Prompting extension->Self-consistency
introduction
[Wang et al. (2023)] proposes a new decoding strategy, self-consistency, to replace the naive greedy decoding used in chain-of-thought prompting. It first samples a diverse set of reasoning paths instead of only taking the greedy one, and then selects the most consistent answer by marginalizing out the sampled reasoning paths. Extensive empirical evaluation shows that self-consistency boosts the performance of chain-of-thought prompting with a striking margin on a range of popular arithmetic and commonsense reasoning benchmarks, including GSM8K (+17.9%), SVAMP (+11.0%), AQuA (+12.2%),StrategyQA (+6.4%) and ARC-challenge (+3.9%).
How it Works?
It has been observed that chain-of-thought prompting significantly improves model performance across a variety of multi-step reasoning tasks.In this paper, we introduce a novel decoding strategy called self-consistency to replace the greedy decoding strategy used in chain-of-thought prompting (Wei et al., 2022), that further improves language models’ reasoning performance by a significant margin. Self-consistency leverages the intuition that complex reasoning tasks typically admit multiple reasoning paths that reach a correct answer (Stanovich & West, 2000). The more that deliberate thinking and analysis is required for a problem (Evans, 2010), the greater the diversity of reasoning paths that can recover the answer.
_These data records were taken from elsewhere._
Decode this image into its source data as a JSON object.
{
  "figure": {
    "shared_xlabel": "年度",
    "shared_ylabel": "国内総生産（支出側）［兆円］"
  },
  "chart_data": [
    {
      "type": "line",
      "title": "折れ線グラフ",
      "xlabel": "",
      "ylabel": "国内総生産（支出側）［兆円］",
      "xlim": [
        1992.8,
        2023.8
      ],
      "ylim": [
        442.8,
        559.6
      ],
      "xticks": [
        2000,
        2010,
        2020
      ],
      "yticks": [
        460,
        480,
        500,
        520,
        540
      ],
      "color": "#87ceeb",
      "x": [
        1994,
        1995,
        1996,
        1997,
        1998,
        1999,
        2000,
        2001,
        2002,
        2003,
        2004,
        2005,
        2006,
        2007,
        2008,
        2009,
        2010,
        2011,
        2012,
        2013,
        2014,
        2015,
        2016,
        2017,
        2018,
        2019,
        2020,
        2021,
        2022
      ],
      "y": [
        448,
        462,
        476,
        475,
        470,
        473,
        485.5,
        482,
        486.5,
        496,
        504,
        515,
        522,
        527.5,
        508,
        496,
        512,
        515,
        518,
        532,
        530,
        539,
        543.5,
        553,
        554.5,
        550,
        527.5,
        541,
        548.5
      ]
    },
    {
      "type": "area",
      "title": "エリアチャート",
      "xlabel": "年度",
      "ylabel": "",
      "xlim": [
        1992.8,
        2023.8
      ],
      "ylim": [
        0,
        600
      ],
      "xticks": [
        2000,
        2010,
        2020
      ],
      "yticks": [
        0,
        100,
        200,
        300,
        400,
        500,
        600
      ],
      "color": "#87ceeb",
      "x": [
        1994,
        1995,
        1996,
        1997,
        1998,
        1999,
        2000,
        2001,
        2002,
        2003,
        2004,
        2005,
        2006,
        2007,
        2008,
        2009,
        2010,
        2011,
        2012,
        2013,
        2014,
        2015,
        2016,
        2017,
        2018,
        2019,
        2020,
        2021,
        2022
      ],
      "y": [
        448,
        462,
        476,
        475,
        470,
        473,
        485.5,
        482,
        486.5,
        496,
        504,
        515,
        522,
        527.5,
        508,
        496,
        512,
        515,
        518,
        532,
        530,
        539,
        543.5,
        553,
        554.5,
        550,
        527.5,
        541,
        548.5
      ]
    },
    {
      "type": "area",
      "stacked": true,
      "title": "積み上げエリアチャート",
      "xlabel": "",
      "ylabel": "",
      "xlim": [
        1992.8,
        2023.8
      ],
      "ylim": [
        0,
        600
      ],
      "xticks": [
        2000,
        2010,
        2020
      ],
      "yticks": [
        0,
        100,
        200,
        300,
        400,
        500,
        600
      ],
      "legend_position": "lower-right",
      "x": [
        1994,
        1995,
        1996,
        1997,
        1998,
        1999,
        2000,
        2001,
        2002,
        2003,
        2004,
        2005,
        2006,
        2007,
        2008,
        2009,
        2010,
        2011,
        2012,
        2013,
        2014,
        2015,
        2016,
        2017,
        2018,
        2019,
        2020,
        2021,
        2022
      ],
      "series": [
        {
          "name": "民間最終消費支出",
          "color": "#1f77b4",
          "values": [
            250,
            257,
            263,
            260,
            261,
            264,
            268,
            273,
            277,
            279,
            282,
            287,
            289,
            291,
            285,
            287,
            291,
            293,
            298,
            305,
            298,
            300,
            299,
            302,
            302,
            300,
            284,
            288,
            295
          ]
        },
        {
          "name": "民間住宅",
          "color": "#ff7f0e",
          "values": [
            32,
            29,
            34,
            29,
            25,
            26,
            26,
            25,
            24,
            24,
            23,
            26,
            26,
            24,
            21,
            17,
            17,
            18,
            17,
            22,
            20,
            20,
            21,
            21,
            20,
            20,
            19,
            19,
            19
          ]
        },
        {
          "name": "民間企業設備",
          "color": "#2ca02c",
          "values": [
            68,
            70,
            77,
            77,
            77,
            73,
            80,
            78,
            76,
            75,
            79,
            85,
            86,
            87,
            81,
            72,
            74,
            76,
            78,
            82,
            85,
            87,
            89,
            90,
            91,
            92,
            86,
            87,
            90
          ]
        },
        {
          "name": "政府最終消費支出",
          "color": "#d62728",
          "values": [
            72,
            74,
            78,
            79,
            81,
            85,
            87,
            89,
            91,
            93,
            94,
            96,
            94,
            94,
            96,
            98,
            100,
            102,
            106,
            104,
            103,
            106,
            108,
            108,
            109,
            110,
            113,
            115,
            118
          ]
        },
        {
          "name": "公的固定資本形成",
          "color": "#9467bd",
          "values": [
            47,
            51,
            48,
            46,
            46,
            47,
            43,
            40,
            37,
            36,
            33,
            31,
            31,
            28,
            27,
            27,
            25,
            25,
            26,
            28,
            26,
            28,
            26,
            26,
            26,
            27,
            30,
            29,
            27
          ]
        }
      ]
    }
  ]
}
We first prompt the language model with chain-of-thought prompting, then instead of greedily decoding the optimal reasoning path, we propose a ”sample-and-marginalize”decoding procedure: we first sample from the language model’s decoder to generate a diverse set of reasoning paths; each reasoning path might lead to a different final answer, so we determine the optimal answer by marginalizing out the sampled reasoning paths to find the most consistent answer in the final answer set. Such an approach is analogous to the human experience that if multiple different ways of thinking lead to the same answer, one has greater confidence that the final answer is correct. Compared to other decoding methods, self-consistency avoids the repetitiveness and local-optimality that plague greedy decoding, while mitigating the stochasticity of a single sampled generation.
Prompt示例:
*Prompt:*
*Q: There are 15 trees in the grove. Grove workers will plant trees in the grove today. After they are done,there will be 21 trees. How many trees did the grove workers plant today?*
*A: We start with 15 trees. Later we have 21 trees. The difference must be the number of trees they planted.So, they must have planted 21 - 15 = 6 trees. The answer is 6.*
*Q: If there are 3 cars in the parking lot and 2 more cars arrive, how many cars are in the parking lot?*
*A: There are 3 cars in the parking lot already. 2 more arrive. Now there are 3 + 2 = 5 cars. The answer is 5.*
*Q:When I was 6, my sister was half my age. Now I’m 70, how old is my sister?*
*A:*
⭐Sample a diversity set of reasoning paths as below:
*Output 1:When I was 6 my sister was half my age, so she was 3. Now I am 70, so she is 70 - 3 = 67. The answer is 67.*
*Output 2:When the narrator was 6, his sister was half his age, which is 3. Now that the narrator is 70, his sister would be 70 - 3 = 67 years old. The answer is 67.*
*Output 3:When I was 6 my sister was half my age, so she was 3. Now I am 70, so she is 70/2 = 35.*
``*The answer is 35.*
*⭐majority voting:*
*The answer is 67.(final answer)*